Stablecoin-linked card spending rose 500% since Sept. 2024 to about $600 million monthly, with Visa processing roughly 90% of those on-chain card transactions.
Stablecoin-linked card spending climbed about 500% from September 2024 to roughly $600 million per month, according to industry transaction tracking. Visa processed an estimated 90% of those on-chain card transactions; in March the company handled about 97% of reported crypto card volume.

The increase reflects a change in how consumers use stablecoins. Rather than remaining in blockchain wallets, stablecoins are increasingly spent through debit and prepaid cards that settle on traditional payment rails.
Transaction data show notable month-over-month spikes in April and continued geographic expansion of card programs. Industry trackers report that stablecoin-linked card programs are among the fastest-growing applications on public blockchains.
Visa has expanded its share by partnering with crypto-native infrastructure providers, a strategy that reduces reliance on traditional sponsor banks and speeds integrations. Visa’s Bridge stablecoin card program is slated to roll out into additional markets through 2026. Partner programs such as Wirex are using Visa Direct to route stablecoin payouts onto existing cards.
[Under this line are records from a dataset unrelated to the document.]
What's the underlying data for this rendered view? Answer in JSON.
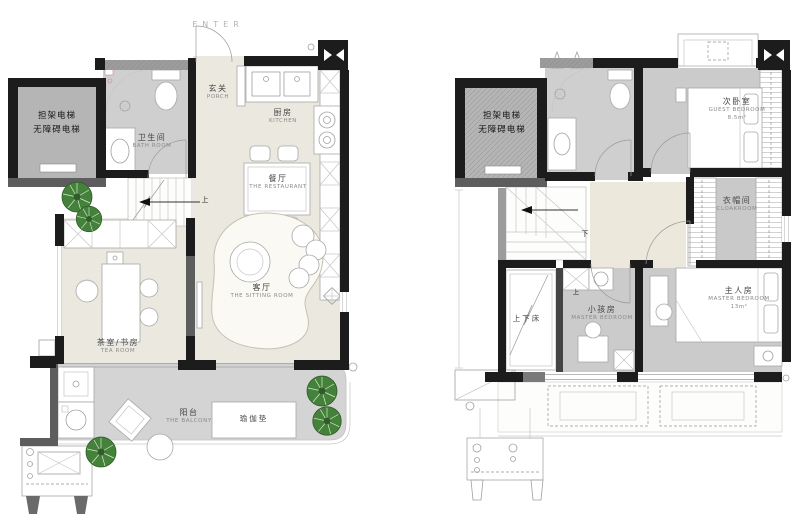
{
  "colors": {
    "wall_black": "#1c1c1c",
    "wall_gray": "#5d5d5d",
    "wall_hatched": "#9c9c9c",
    "floor_beige": "#ebe8df",
    "floor_gray": "#cfcfcf",
    "bedroom_gray": "#cbcbcb",
    "balcony_gray": "#d4d4d4",
    "elevator_gray": "#b5b5b5",
    "hall_beige": "#ece9dc",
    "tree_green": "#44813a"
  },
  "floor1": {
    "enter": "ENTER",
    "elevator": {
      "line1": "担架电梯",
      "line2": "无障碍电梯"
    },
    "stair_direction": "上",
    "rooms": {
      "bath": {
        "zh": "卫生间",
        "en": "BATH ROOM"
      },
      "porch": {
        "zh": "玄关",
        "en": "PORCH"
      },
      "kitchen": {
        "zh": "厨房",
        "en": "KITCHEN"
      },
      "dining": {
        "zh": "餐厅",
        "en": "THE RESTAURANT"
      },
      "sitting": {
        "zh": "客厅",
        "en": "THE SITTING ROOM"
      },
      "tea": {
        "zh": "茶室/书房",
        "en": "TEA ROOM"
      },
      "balcony": {
        "zh": "阳台",
        "en": "THE BALCONY"
      }
    },
    "items": {
      "yoga_mat": "瑜伽垫"
    }
  },
  "floor2": {
    "elevator": {
      "line1": "担架电梯",
      "line2": "无障碍电梯"
    },
    "stair_direction": "下",
    "up_marker": "上",
    "rooms": {
      "guest": {
        "zh": "次卧室",
        "en": "GUEST BEDROOM",
        "area": "8.5m²"
      },
      "cloak": {
        "zh": "衣帽间",
        "en": "CLOAKROOM"
      },
      "master": {
        "zh": "主人房",
        "en": "MASTER BEDROOM",
        "area": "13m²"
      },
      "kids": {
        "zh": "小孩房",
        "en": "MASTER BEDROOM"
      },
      "bunk": {
        "zh": "上下床"
      }
    }
  }
}
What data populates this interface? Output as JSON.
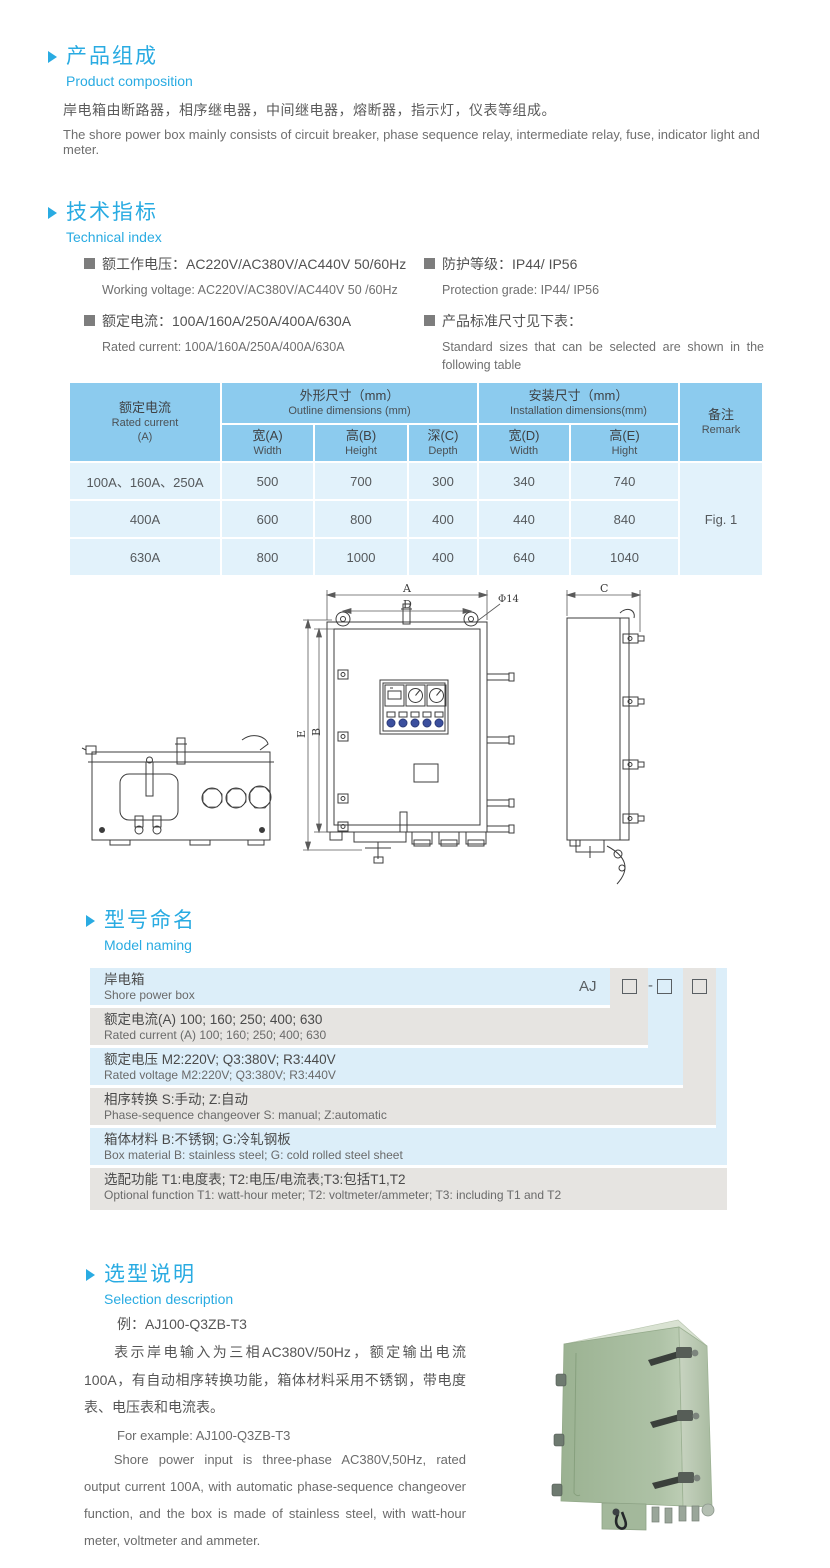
{
  "composition": {
    "title_zh": "产品组成",
    "title_en": "Product composition",
    "body_zh": "岸电箱由断路器，相序继电器，中间继电器，熔断器，指示灯，仪表等组成。",
    "body_en": "The shore power box mainly consists of circuit breaker, phase sequence relay, intermediate relay, fuse, indicator light and meter."
  },
  "technical": {
    "title_zh": "技术指标",
    "title_en": "Technical index",
    "specs": [
      {
        "zh": "额工作电压：AC220V/AC380V/AC440V  50/60Hz",
        "en": "Working voltage: AC220V/AC380V/AC440V 50 /60Hz"
      },
      {
        "zh": "额定电流：100A/160A/250A/400A/630A",
        "en": "Rated current: 100A/160A/250A/400A/630A"
      },
      {
        "zh": "防护等级：IP44/ IP56",
        "en": "Protection grade: IP44/ IP56"
      },
      {
        "zh": "产品标准尺寸见下表：",
        "en": "Standard sizes that can be selected are shown in the following table"
      }
    ]
  },
  "size_table": {
    "col_rated_zh": "额定电流",
    "col_rated_en": "Rated current",
    "col_rated_unit": "(A)",
    "group_outline_zh": "外形尺寸（mm）",
    "group_outline_en": "Outline dimensions (mm)",
    "group_install_zh": "安装尺寸（mm）",
    "group_install_en": "Installation dimensions(mm)",
    "col_remark_zh": "备注",
    "col_remark_en": "Remark",
    "subcols": [
      {
        "zh": "宽(A)",
        "en": "Width"
      },
      {
        "zh": "高(B)",
        "en": "Height"
      },
      {
        "zh": "深(C)",
        "en": "Depth"
      },
      {
        "zh": "宽(D)",
        "en": "Width"
      },
      {
        "zh": "高(E)",
        "en": "Hight"
      }
    ],
    "rows": [
      {
        "current": "100A、160A、250A",
        "w": "500",
        "h": "700",
        "d": "300",
        "iw": "340",
        "ih": "740"
      },
      {
        "current": "400A",
        "w": "600",
        "h": "800",
        "d": "400",
        "iw": "440",
        "ih": "840"
      },
      {
        "current": "630A",
        "w": "800",
        "h": "1000",
        "d": "400",
        "iw": "640",
        "ih": "1040"
      }
    ],
    "remark_value": "Fig. 1"
  },
  "drawing": {
    "dim_a": "A",
    "dim_d": "D",
    "dim_hole": "Φ14",
    "dim_e": "E",
    "dim_b": "B",
    "dim_c": "C"
  },
  "model_naming": {
    "title_zh": "型号命名",
    "title_en": "Model naming",
    "prefix": "AJ",
    "dash": "-",
    "rows": [
      {
        "zh": "岸电箱",
        "en": "Shore power box"
      },
      {
        "zh": "额定电流(A)  100; 160; 250; 400; 630",
        "en": "Rated current (A) 100; 160; 250; 400; 630"
      },
      {
        "zh": "额定电压   M2:220V;  Q3:380V;  R3:440V",
        "en": "Rated voltage  M2:220V;  Q3:380V;  R3:440V"
      },
      {
        "zh": "相序转换  S:手动; Z:自动",
        "en": "Phase-sequence changeover  S: manual;  Z:automatic"
      },
      {
        "zh": "箱体材料    B:不锈钢;  G:冷轧钢板",
        "en": "Box material    B: stainless steel; G: cold rolled steel sheet"
      },
      {
        "zh": "选配功能      T1:电度表;  T2:电压/电流表;T3:包括T1,T2",
        "en": "Optional function  T1: watt-hour meter; T2: voltmeter/ammeter; T3: including T1 and T2"
      }
    ]
  },
  "selection": {
    "title_zh": "选型说明",
    "title_en": "Selection description",
    "example_zh": "例：AJ100-Q3ZB-T3",
    "desc_zh": "表示岸电输入为三相AC380V/50Hz，额定输出电流100A，有自动相序转换功能，箱体材料采用不锈钢，带电度表、电压表和电流表。",
    "example_en": "For example: AJ100-Q3ZB-T3",
    "desc_en": "Shore power input is three-phase AC380V,50Hz, rated output current 100A, with automatic phase-sequence changeover function, and the box is made of stainless steel, with watt-hour meter, voltmeter and ammeter."
  },
  "colors": {
    "accent": "#29abe2",
    "table_header": "#8ccbee",
    "table_body": "#e2f2fb",
    "band_blue": "#dceef9",
    "band_gray": "#e6e4e1",
    "cabinet_green": "#a7bc9f"
  }
}
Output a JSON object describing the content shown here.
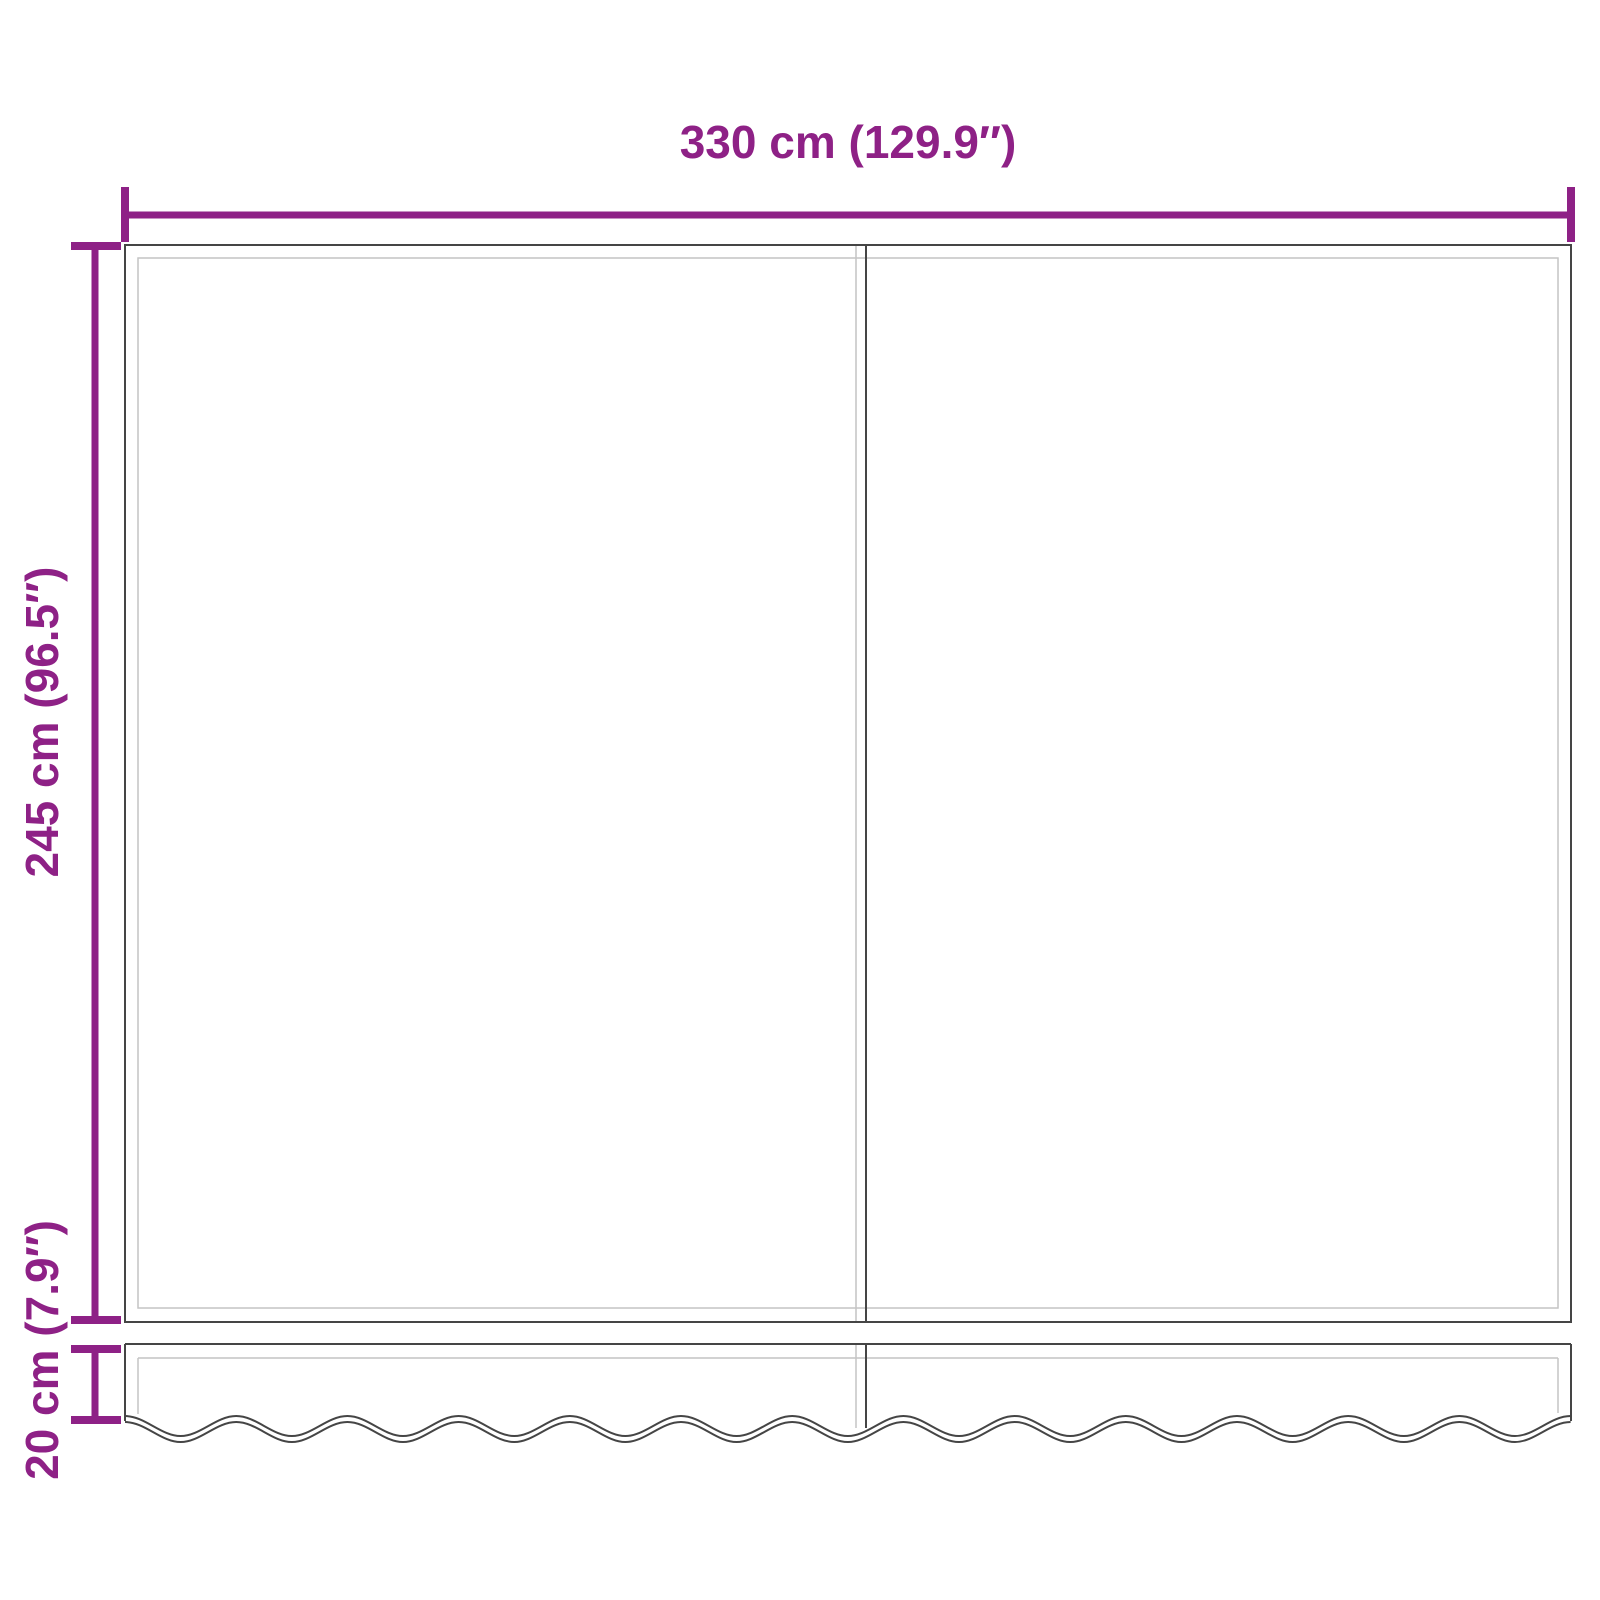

Newer card issuers are also testing different reward structures. Jupiter’s Solana-based Visa card offers tiered cashback of 4% to 10% that is paid in stablecoins and reported a 660% month-over-month increase in volume in April.
Justin Sun, founder of Tron, characterized the trend as a shift in distribution, writing that crypto cards move stablecoins “beyond wallets into everyday spending at global scale” and support “digital assets integrated directly into how people pay, anywhere.”
Industry commentator Marty Party predicted in a social post that Visa-issued stablecoin cards added to Apple Pay and Android tap payments could onboard 10 million users before many merchants accept native stablecoin settlement, and that the market could reach maturity by 2027.
Analysts and market participants say the future role of stablecoin cards will depend on broader payment network acceptance, merchant settlement options and regulatory developments that affect stablecoin issuance and card processing.
Stablecoins are blockchain tokens typically pegged to fiat currencies and transferable on public ledgers. Card programs link those tokens to traditional payment networks, enabling consumers to spend token balances at merchants that accept Visa or other card networks. Combining crypto-native back-end systems with established card rails moves on-chain assets into retail spending.